Leva suspensas nos peitos
milhares de bocas famintas.
É mãe de meninos maltrapilhos
de molequinhos que rodam pião em calçadas empoeiradas.
Pariu a si mesma
sentindo-se — às vezes —
incapaz de suportar tanto amor sobre os ombros,
pensando no fruto de sua carne
— distante e sozinho —
chamando por ela na noite sem resposta,
enquanto ela responde a outros gritos,
a muitos gritos,
mas sempre pensando no grito solitário de sua carne
que é um grito a mais nessa gritaria de povo
que a chama e lhe arranca até os próprios filhos
de seus braços.
(Gioconda Belli, Nicarágua, poeta que também foi guerrilheira)

Ser uma mãe Sem Terra, uma mãe militante social, nos impulsiona a pensar sobre todas estas contradições, pois não são poucas as vezes que nosso cotidiano de luta e tarefas políticas nos impõe dilemas, escolhas difíceis atravessadas por grande pressão social. Como conciliar as tarefas, as viagens com o cuidado com as crianças? Ainda mais quando entram em idade escolar.

Como mãe militante, poderia trazer presente muitas histórias vividas em nosso Movimento, das alegrias de ter um filho criado compartilhado com a companheirada, da comunhão com as mulheres na partilha de experiência, das tantas cirandas em que ele ficava feliz, enquanto eu participava tranquila das atividades, dos dias de caos absoluto numa atividade sem a ciranda… Mas me vem a vontade de partilhar com vocês um momento de libertação, sendo mãe.

Mês passado fui convocada para uma tarefa que implicava passar cerca de 10 dias fora de casa, o que impõe desafios tendo filho em idade escolar, o pai da criança morando em outro país, uma companheira que passa parte da semana militando na escola do assentamento, somando-se ao fato que parte da nossa rede de apoio camarada também estava em viagem. Em outras circunstâncias teria que recusar a tarefa, mas o filhote está crescendo, do alto dos seus quase 13 anos, dá conta das responsabilidades da escola, se vira minimamente na cozinha, acho que não vai pôr fogo na casa, nem matar a gata de fome – só precisa que algum dos compas venha à noite para dormir com ele nos dias em que estaria sozinho em casa. Assim, arrumei a boroca e parti pra tarefa, feliz de poder contar com minha companheira (que certamente ficou mais sobrecarregada durante minha ausência), com os camaradas pelas noites de companhia ao meu filho, com o pai dele que estudou junto para as provas pelo zoom, com meu filho por sua independência e leve, muito leve com minha maternidade militante.
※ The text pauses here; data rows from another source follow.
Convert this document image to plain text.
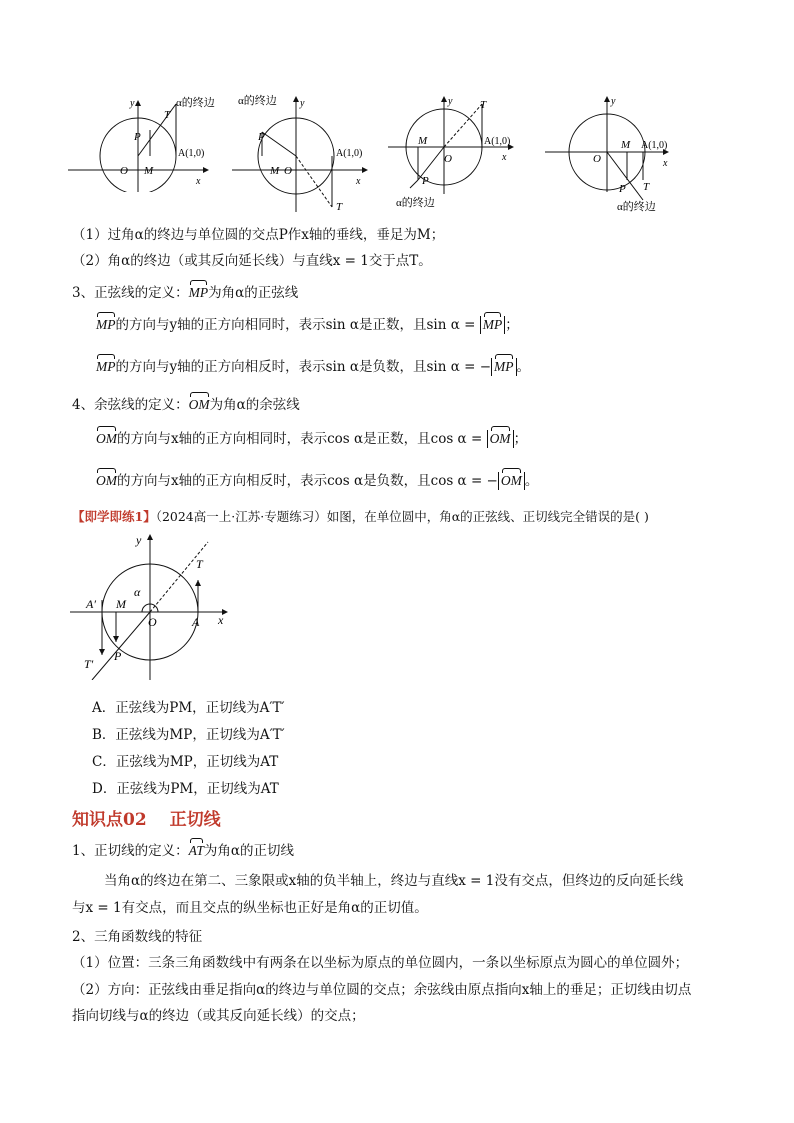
α的终边
y
x
P
T
O M
A(1,0)
α的终边 y
x
P
T
O
M
A(1,0)
α的终边
y
x
P
T
O
M	A(1,0)
α的终边
y
x
P T
O
M A(1,0)
（1）过角α的终边与单位圆的交点P作x轴的垂线，垂足为M；
（2）角α的终边（或其反向延长线）与直线x = 1交于点T。
3、正弦线的定义：MP为角α的正弦线
MP的方向与y轴的正方向相同时，表示sin α是正数，且sin α = MP ；
MP的方向与y轴的正方向相反时，表示sin α是负数，且sin α = − MP 。
4、余弦线的定义：OM为角α的余弦线
OM的方向与x轴的正方向相同时，表示cos α是正数，且cos α = OM ；
OM的方向与x轴的正方向相反时，表示cos α是负数，且cos α = − OM 。
【即学即练1】（2024高一上·江苏·专题练习）如图，在单位圆中，角α的正弦线、正切线完全错误的是( )
y
x
T
A′ M
α
O	A
T′
P
A．正弦线为PM，正切线为A′T′
B．正弦线为MP，正切线为A′T′
C．正弦线为MP，正切线为AT
D．正弦线为PM，正切线为AT
知识点02　 正切线
1、正切线的定义：AT为角α的正切线
当角α的终边在第二、三象限或x轴的负半轴上，终边与直线x = 1没有交点，但终边的反向延长线
与x = 1有交点，而且交点的纵坐标也正好是角α的正切值。
2、三角函数线的特征
（1）位置：三条三角函数线中有两条在以坐标为原点的单位圆内，一条以坐标原点为圆心的单位圆外；
（2）方向：正弦线由垂足指向α的终边与单位圆的交点；余弦线由原点指向x轴上的垂足；正切线由切点
指向切线与α的终边（或其反向延长线）的交点；
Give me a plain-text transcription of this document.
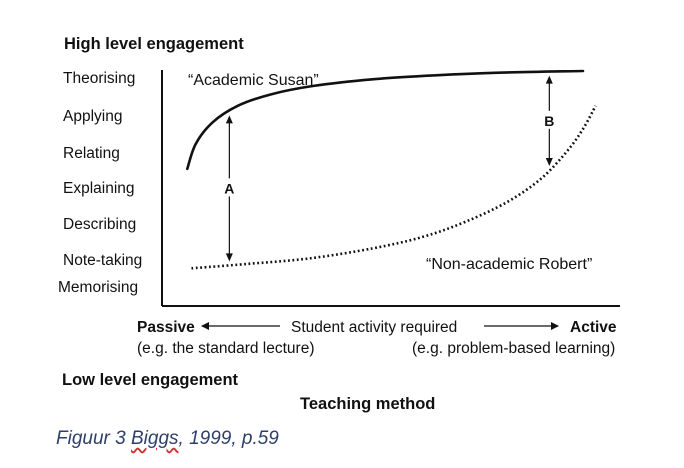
High level engagement
Theorising
Applying
Relating
Explaining
Describing
Note-taking
Memorising
“Academic Susan”
“Non-academic Robert”
A
B
Passive	Student activity required	Active
(e.g. the standard lecture)	(e.g. problem-based learning)
Low level engagement
Teaching method
Figuur 3 Biggs, 1999, p.59
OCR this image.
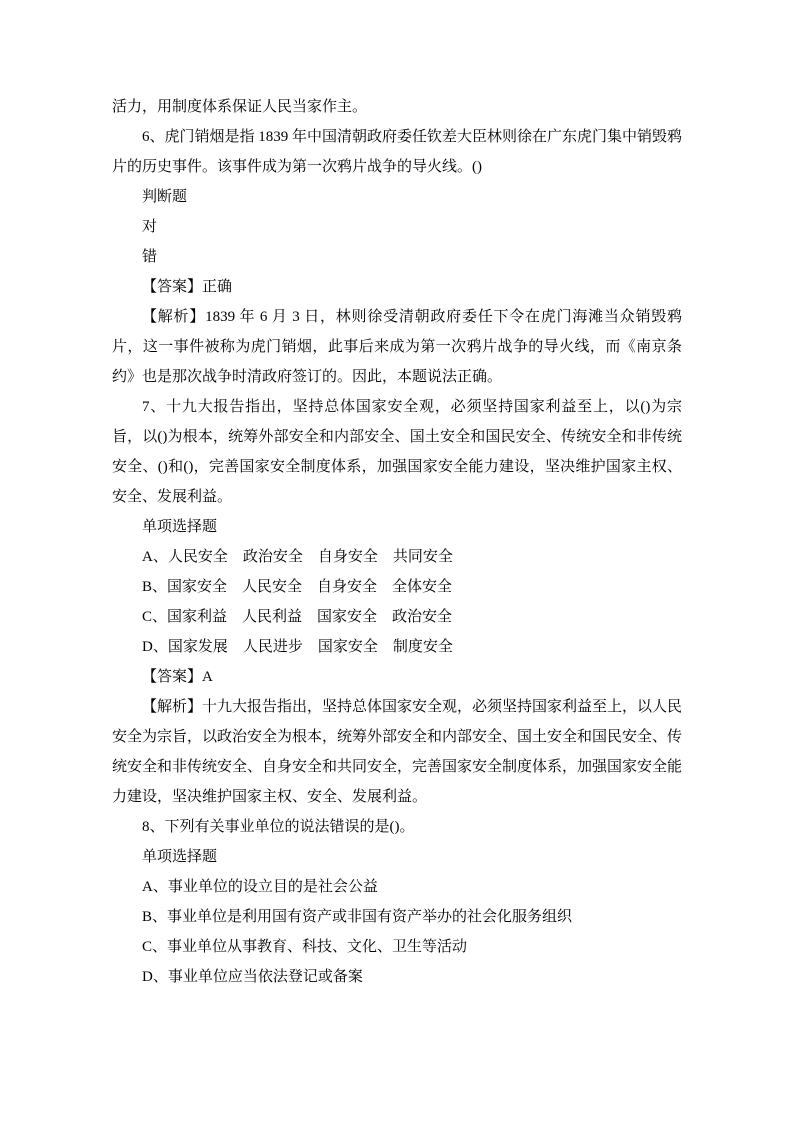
活力，用制度体系保证人民当家作主。

6、虎门销烟是指 1839 年中国清朝政府委任钦差大臣林则徐在广东虎门集中销毁鸦片的历史事件。该事件成为第一次鸦片战争的导火线。()

判断题

对

错

【答案】正确

【解析】1839 年 6 月 3 日，林则徐受清朝政府委任下令在虎门海滩当众销毁鸦片，这一事件被称为虎门销烟，此事后来成为第一次鸦片战争的导火线，而《南京条约》也是那次战争时清政府签订的。因此，本题说法正确。

7、十九大报告指出，坚持总体国家安全观，必须坚持国家利益至上，以()为宗旨，以()为根本，统筹外部安全和内部安全、国土安全和国民安全、传统安全和非传统安全、()和()，完善国家安全制度体系，加强国家安全能力建设，坚决维护国家主权、安全、发展利益。

单项选择题

A、人民安全　政治安全　自身安全　共同安全

B、国家安全　人民安全　自身安全　全体安全

C、国家利益　人民利益　国家安全　政治安全

D、国家发展　人民进步　国家安全　制度安全

【答案】A

【解析】十九大报告指出，坚持总体国家安全观，必须坚持国家利益至上，以人民安全为宗旨，以政治安全为根本，统筹外部安全和内部安全、国土安全和国民安全、传统安全和非传统安全、自身安全和共同安全，完善国家安全制度体系，加强国家安全能力建设，坚决维护国家主权、安全、发展利益。

8、下列有关事业单位的说法错误的是()。

单项选择题

A、事业单位的设立目的是社会公益

B、事业单位是利用国有资产或非国有资产举办的社会化服务组织

C、事业单位从事教育、科技、文化、卫生等活动

D、事业单位应当依法登记或备案
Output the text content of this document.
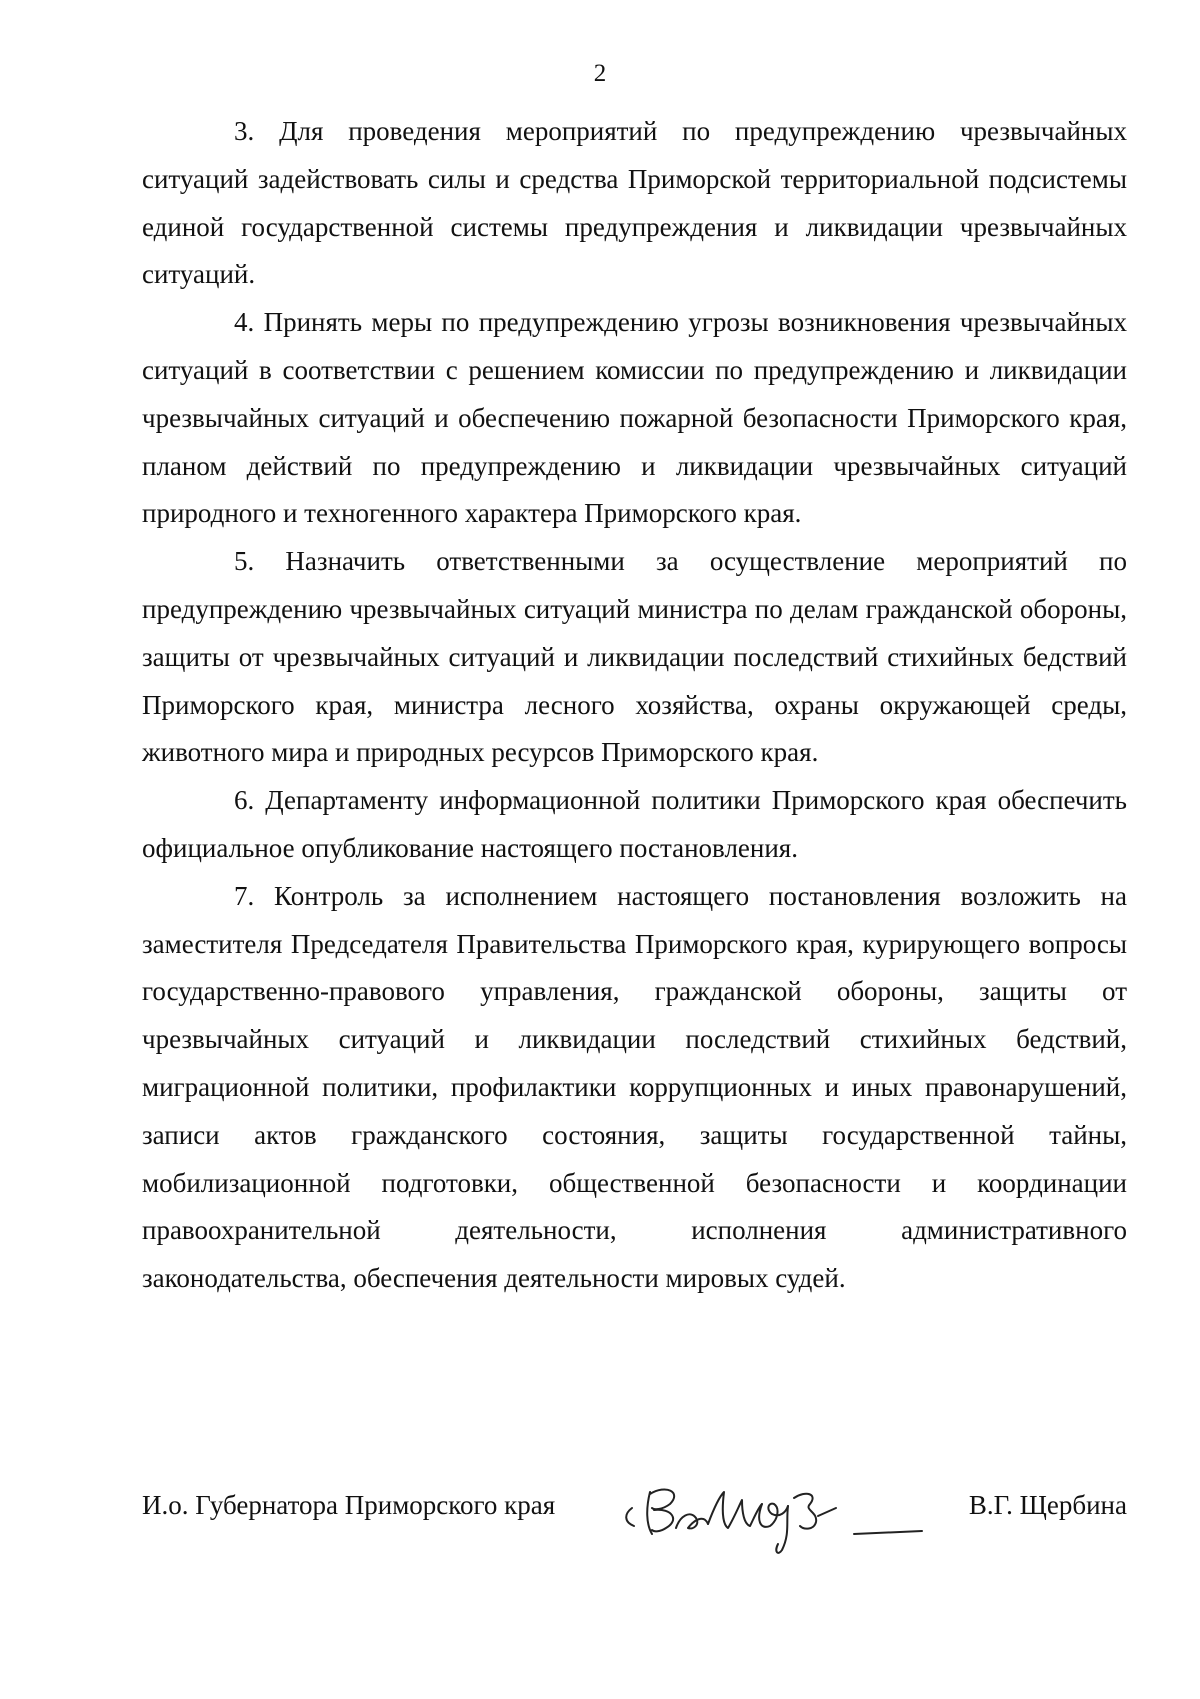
2

3. Для проведения мероприятий по предупреждению чрезвычайных ситуаций задействовать силы и средства Приморской территориальной подсистемы единой государственной системы предупреждения и ликвидации чрезвычайных ситуаций.

4. Принять меры по предупреждению угрозы возникновения чрезвычайных ситуаций в соответствии с решением комиссии по предупреждению и ликвидации чрезвычайных ситуаций и обеспечению пожарной безопасности Приморского края, планом действий по предупреждению и ликвидации чрезвычайных ситуаций природного и техногенного характера Приморского края.

5. Назначить ответственными за осуществление мероприятий по предупреждению чрезвычайных ситуаций министра по делам гражданской обороны, защиты от чрезвычайных ситуаций и ликвидации последствий стихийных бедствий Приморского края, министра лесного хозяйства, охраны окружающей среды, животного мира и природных ресурсов Приморского края.

6. Департаменту информационной политики Приморского края обеспечить официальное опубликование настоящего постановления.

7. Контроль за исполнением настоящего постановления возложить на заместителя Председателя Правительства Приморского края, курирующего вопросы государственно-правового управления, гражданской обороны, защиты от чрезвычайных ситуаций и ликвидации последствий стихийных бедствий, миграционной политики, профилактики коррупционных и иных правонарушений, записи актов гражданского состояния, защиты государственной тайны, мобилизационной подготовки, общественной безопасности и координации правоохранительной деятельности, исполнения административного законодательства, обеспечения деятельности мировых судей.

И.о. Губернатора Приморского края	В.Г. Щербина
Mas voltando ao tema da compulsoriedade e ao início desta breve divagação, ser mãe deve ser ato de vontade, porque, sim, é uma tarefa para sempre e muda muito quem passa por ela, entre ganhos e perdas. Temos que poder tomar a decisão consciente de sermos mãe, decisão que passa longe da biologia – já diriam as mães que adotaram seus rebentos. Então, é necessário também romper com o tabu em relação ao direito ao aborto, que deve ser uma escolha feita exclusivamente pelas mulheres, com segurança e livre de julgamentos morais ou legais.

No mais, dizem que todas as mulheres, de uma forma ou de outra, são mães, tendo ou não filhos seus. Bem, talvez nesta sociedade patriarcal em que vivemos, em que as mulheres são responsáveis por quase todas as tarefas de cuidado, todas sejamos mães. Ou se basearmos a ideia de ser mãe como aquela que ama incondicionalmente, zela, acolhe, forja esperança no novo, também poderíamos dizer que somos todas mães. Mas será que estes são atributos das mulheres, ou não seriam atributos que projetamos para toda a humanidade? Será que lutamos por um mundo onde possa haver uma humanidade-mãe?

Mátria livre! Feliz dia das mães às lutadoras do povo!

*Integra a coordenação nacional do setor de Gênero do MST.